Check that this has worked properly with the following for loop, which compares the indices of dsmoke and dneigh row by row:

In [13]:
for i in range(len(dsmoke.index)):
    if dsmoke.index[i][1] != dneigh.index[i][1]:
        print(dsmoke.index[i][1])

No index is printed so the rows of the dataframes are succesfully synchronized. 

## 2.4 Splitting Data

It is necessary to split the data for the Machine Learning models:

In [14]:
# Create target variables and rest of the datset
X = dneigh.loc[:, 'a_inw':'g_gewsek']
ys = dsmoke['Rokers (%)'].values
yd = ddrink['Alcoholrichtlijn (%)'].values

# Test if the separation makes sense:
print("X.shape: {} ys.Shape: {}".format(X.shape, ys.shape))
print("X.shape: {} yd.Shape: {}".format(X.shape, yd.shape))

X.shape: (2916, 105) ys.Shape: (2916,)
X.shape: (2916, 105) yd.Shape: (2916,)


Some values of X are NaN, or some string, which we are not interested in. First, we convert all points into floats, and in case that they are a string, NaN. 

In [15]:
# Convert all values to floats
X = X.apply(pd.to_numeric, errors='coerce')

There are a few columns that are full of NaNs, so we drop them:

In [17]:
# Two iterations, to make sure that we do not skip any index
for i in range(len(list(X))):
    for e in list(X): #  Iterate over columns
        if X[e].isna().sum() == len(X.index): #  Check the count of NaNs in the column
            X.drop([e], inplace=True, axis = 1) #  Drop the column
print("X.shape: {} ys.Shape: {}".format(X.shape, ys.shape))

X.shape: (2916, 103) ys.Shape: (2916,)


So two columns have been removed.

We can also check that the target variables have no NaN variables:

In [18]:
print(sum(np.isnan(ys)))
print(sum(np.isnan(yd)))

0
0


Nevertheless, that is not the case for X:

In [19]:
X.isna().any()

a_inw       False
a_man       False
a_vrouw     False
a_00_14     False
a_15_24     False
            ...  
ste_mvs     False
ste_oad     False
g_wodief     True
g_vernoo     True
g_gewsek     True
Length: 103, dtype: bool

In this case, we use a simple imputer:

In [20]:
from sklearn.impute import SimpleImputer
imp = SimpleImputer(missing_values=np.nan, strategy='mean').fit(X)
X = imp.transform(X)

Now we can finally split the data:

In [21]:
# Split data
X_train, X_test, ys_train, ys_test = train_test_split(X, ys, test_size=0.3, random_state=0)
X_train, X_test, yd_train, yd_test = train_test_split(X, yd, test_size=0.3, random_state=0)

Finally, the data is not very sparse and the number of features is low in comparison to the number of samples.
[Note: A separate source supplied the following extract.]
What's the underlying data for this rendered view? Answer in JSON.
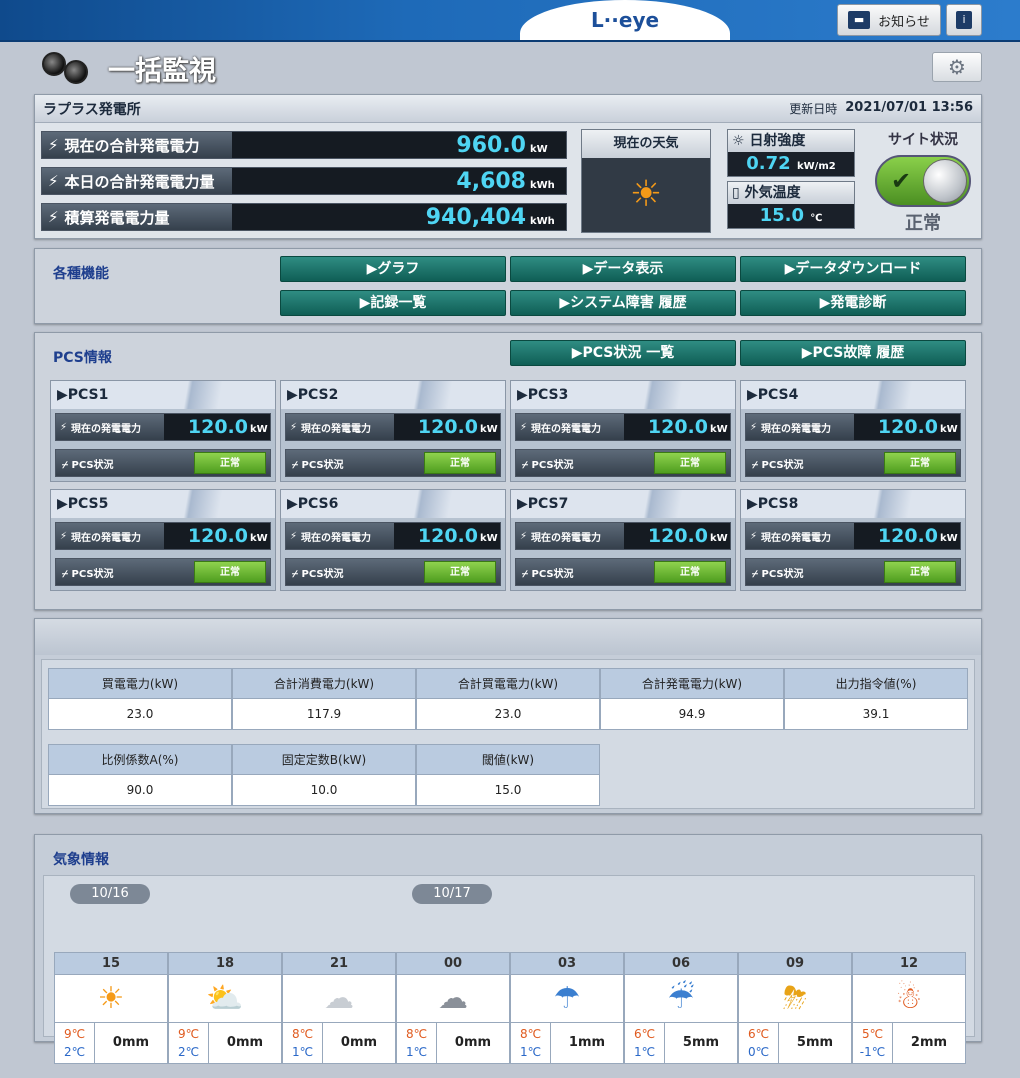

This means that ensemble methods such as random forests or gradient boosted decision trees will likely perform better than linear models, and therefore scaling is probably not needed.

Additionally, all the features are numerical, so there is no need to use one-hot-encoding. This also means that we will use regression models, and the used metric as an indicative of performance will be R^2.